Do I need long-term training or do I need a quick fix? Goals such as conditioning your dog for agility or developing a routine will need more time with a trainer.

You should also take care to see what type of strategies your trainer uses. There are a wide variety of techniques that can be applied in order to change your dog’s behaviour – but not all of these involve kindness and care. It’s good to talk to prospective trainers about the ways in which they choose to teach your dog, including methods of both discipline and praise. Techniques such as positive reinforcement are very beneficial for dogs and are particularly powerful, while being enjoyable for them.

While your dog is your priority, how you communicate with your trainer is important too. Your trainer’s should be able to translate their understanding into constructive advice. A good trainer can tell you both what is working in terms of training your dog, and what isn’t. This includes passing on insights of what to do to correct certain issues, while conveying these ideas in a constructive, friendly way. In order to do this, a trainer needs to not only be able to express themselves clearly, but also be diplomatic and observant.

There are various ways in which you can choose to train your dog. Some owners opt for private lessons, while others will put their dog through group daycare.

Group sessions are valuable not only because they are more budget friendly, but also because they are better as a long-term option. This is because your pet will have time to get to grips with a wider variety of commands. However one-on-one training provides your dog with lessons that are specially tailored to their needs, helping them learn in the best way for them.

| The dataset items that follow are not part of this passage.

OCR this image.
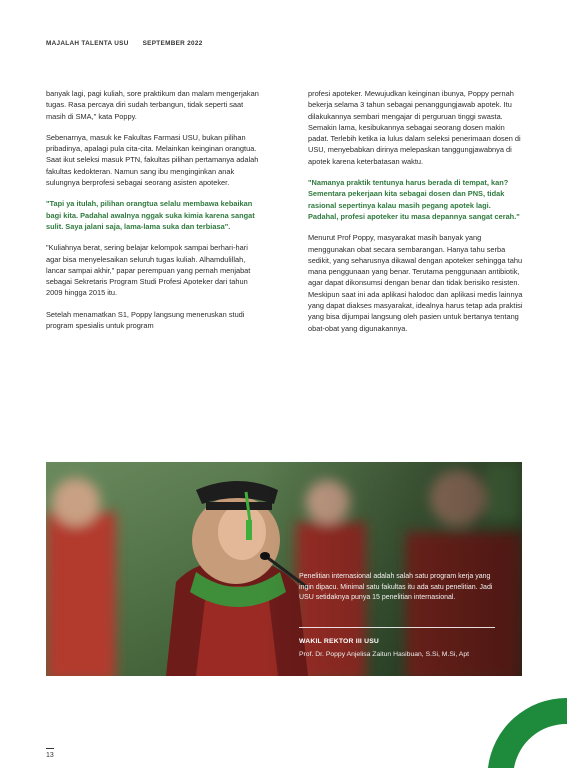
MAJALAH TALENTA USU SEPTEMBER 2022

banyak lagi, pagi kuliah, sore praktikum dan malam mengerjakan tugas. Rasa percaya diri sudah terbangun, tidak seperti saat masih di SMA," kata Poppy.

Sebenarnya, masuk ke Fakultas Farmasi USU, bukan pilihan pribadinya, apalagi pula cita-cita. Melainkan keinginan orangtua. Saat ikut seleksi masuk PTN, fakultas pilihan pertamanya adalah fakultas kedokteran. Namun sang ibu menginginkan anak sulungnya berprofesi sebagai seorang asisten apoteker.

"Tapi ya itulah, pilihan orangtua selalu membawa kebaikan bagi kita. Padahal awalnya nggak suka kimia karena sangat sulit. Saya jalani saja, lama-lama suka dan terbiasa".

"Kuliahnya berat, sering belajar kelompok sampai berhari-hari agar bisa menyelesaikan seluruh tugas kuliah. Alhamdulillah, lancar sampai akhir," papar perempuan yang pernah menjabat sebagai Sekretaris Program Studi Profesi Apoteker dari tahun 2009 hingga 2015 itu.

Setelah menamatkan S1, Poppy langsung meneruskan studi program spesialis untuk program

profesi apoteker. Mewujudkan keinginan ibunya, Poppy pernah bekerja selama 3 tahun sebagai penanggungjawab apotek. Itu dilakukannya sembari mengajar di perguruan tinggi swasta. Semakin lama, kesibukannya sebagai seorang dosen makin padat. Terlebih ketika ia lulus dalam seleksi penerimaan dosen di USU, menyebabkan dirinya melepaskan tanggungjawabnya di apotek karena keterbatasan waktu.

"Namanya praktik tentunya harus berada di tempat, kan? Sementara pekerjaan kita sebagai dosen dan PNS, tidak rasional sepertinya kalau masih pegang apotek lagi. Padahal, profesi apoteker itu masa depannya sangat cerah."

Menurut Prof Poppy, masyarakat masih banyak yang menggunakan obat secara sembarangan. Hanya tahu serba sedikit, yang seharusnya dikawal dengan apoteker sehingga tahu mana penggunaan yang benar. Terutama penggunaan antibiotik, agar dapat dikonsumsi dengan benar dan tidak berisiko resisten. Meskipun saat ini ada aplikasi halodoc dan aplikasi medis lainnya yang dapat diakses masyarakat, idealnya harus tetap ada praktisi yang bisa dijumpai langsung oleh pasien untuk bertanya tentang obat-obat yang digunakannya.

Penelitian internasional adalah salah satu program kerja yang ingin dipacu. Minimal satu fakultas itu ada satu penelitian. Jadi USU setidaknya punya 15 penelitian internasional.
WAKIL REKTOR III USU
Prof. Dr. Poppy Anjelisa Zaitun Hasibuan, S.Si, M.Si, Apt
13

There are also the various levels of obedience training to take into account. As well as classes specifically for puppies, there are basic educational classes, adult training, agility and advanced tutoring. Which of these you go for can affect pricing, as well as how quickly your dog learns (depending on its needs and comprehension).

Yes! You might be surprised to hear that dog training can be done remotely, through online video platforms like Zoom. They can take the form of group sessions or one-to-one classes to tackle certain individual behavioural issues. Many customers prefer online dog training for all sorts of reasons, like saving on travel time and costs.